They say horrible news travels in threes.
1. Hiddleswift de-couple
2. Brangelina now kaputski
3. God only knows!
The entire planet mourns as it learns that Angelina Jolie has filed for divorce from Brad Pitt, Hollywood’s dream “it” couple, leaving the world’s population of 7.4 billion people in the lurch.
“I’m just heartbroken,” a weepy Clarice Winstonfork of Towson, Maryland, told The Lint Screen. “Waking up every day knowing that Brad loved Angie and she loved him gave my life purpose, a reason for being. Now? Who knows? I just feel empty. I may be in bed all day tomorrow.”
Teddy “The Stabber” Tummery, leader of the Chicago Hell’s Angel chapter was also shaken by the news. “I thought they were real good together. Like salt and pepper. Or, cotton candy and malt liquor. The news kind of makes me wonder if true love is just an illusion, some faint scent of hope given to us by poets and damn liars who ought to be strung up and dragged four miles behind a bike then used as a pin cushion.”
Brittany Jawson, an accountant in London, is also upset by the news. “I’m gobsmacked, absolutely gobsmacked to hear Brangelina is no more.
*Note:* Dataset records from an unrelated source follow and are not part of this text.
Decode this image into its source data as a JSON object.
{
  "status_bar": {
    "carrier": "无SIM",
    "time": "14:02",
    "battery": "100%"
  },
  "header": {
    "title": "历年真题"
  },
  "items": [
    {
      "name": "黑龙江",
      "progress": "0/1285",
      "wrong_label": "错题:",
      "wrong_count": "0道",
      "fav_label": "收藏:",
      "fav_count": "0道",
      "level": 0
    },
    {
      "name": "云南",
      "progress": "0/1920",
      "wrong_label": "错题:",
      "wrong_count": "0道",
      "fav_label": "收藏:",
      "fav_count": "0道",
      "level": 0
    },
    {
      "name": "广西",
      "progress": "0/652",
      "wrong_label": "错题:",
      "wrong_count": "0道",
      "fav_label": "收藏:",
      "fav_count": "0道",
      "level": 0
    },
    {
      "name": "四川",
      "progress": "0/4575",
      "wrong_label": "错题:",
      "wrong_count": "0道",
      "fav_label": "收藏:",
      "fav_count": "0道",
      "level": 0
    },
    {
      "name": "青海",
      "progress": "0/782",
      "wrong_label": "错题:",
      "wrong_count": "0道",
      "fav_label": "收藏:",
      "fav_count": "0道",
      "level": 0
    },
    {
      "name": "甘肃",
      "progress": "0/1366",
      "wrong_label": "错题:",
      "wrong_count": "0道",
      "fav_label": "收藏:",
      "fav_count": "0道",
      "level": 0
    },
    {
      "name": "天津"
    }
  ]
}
I was terribly shaken by Hiddleswift, and now this? It has me searching the skies for four horsemen. This must be a sign of some kind and not a good one.”
Dr. Xun Mei Rou, a pediatrician in Guangzhou, China, is also rattled by the split. “I look into the innocent eyes of children and I have to fight the urge to shake them and tell them not to grow up because there is no such thing as true love. It didn’t happen for Brad and Jen, and now it won’t happen for Brad and Angelina. When I heard the news, I guess I overreacted a little. I had to be restrained while the jaws of life were used to remove a four-year-old girl from my hands. I apologized to the parents, but I’m not sure they understood what I’ve been going through.”
Meanwhile, some way, we will all somehow make it through our days. Our long, miserable, sad, pathetic tear-drenched days.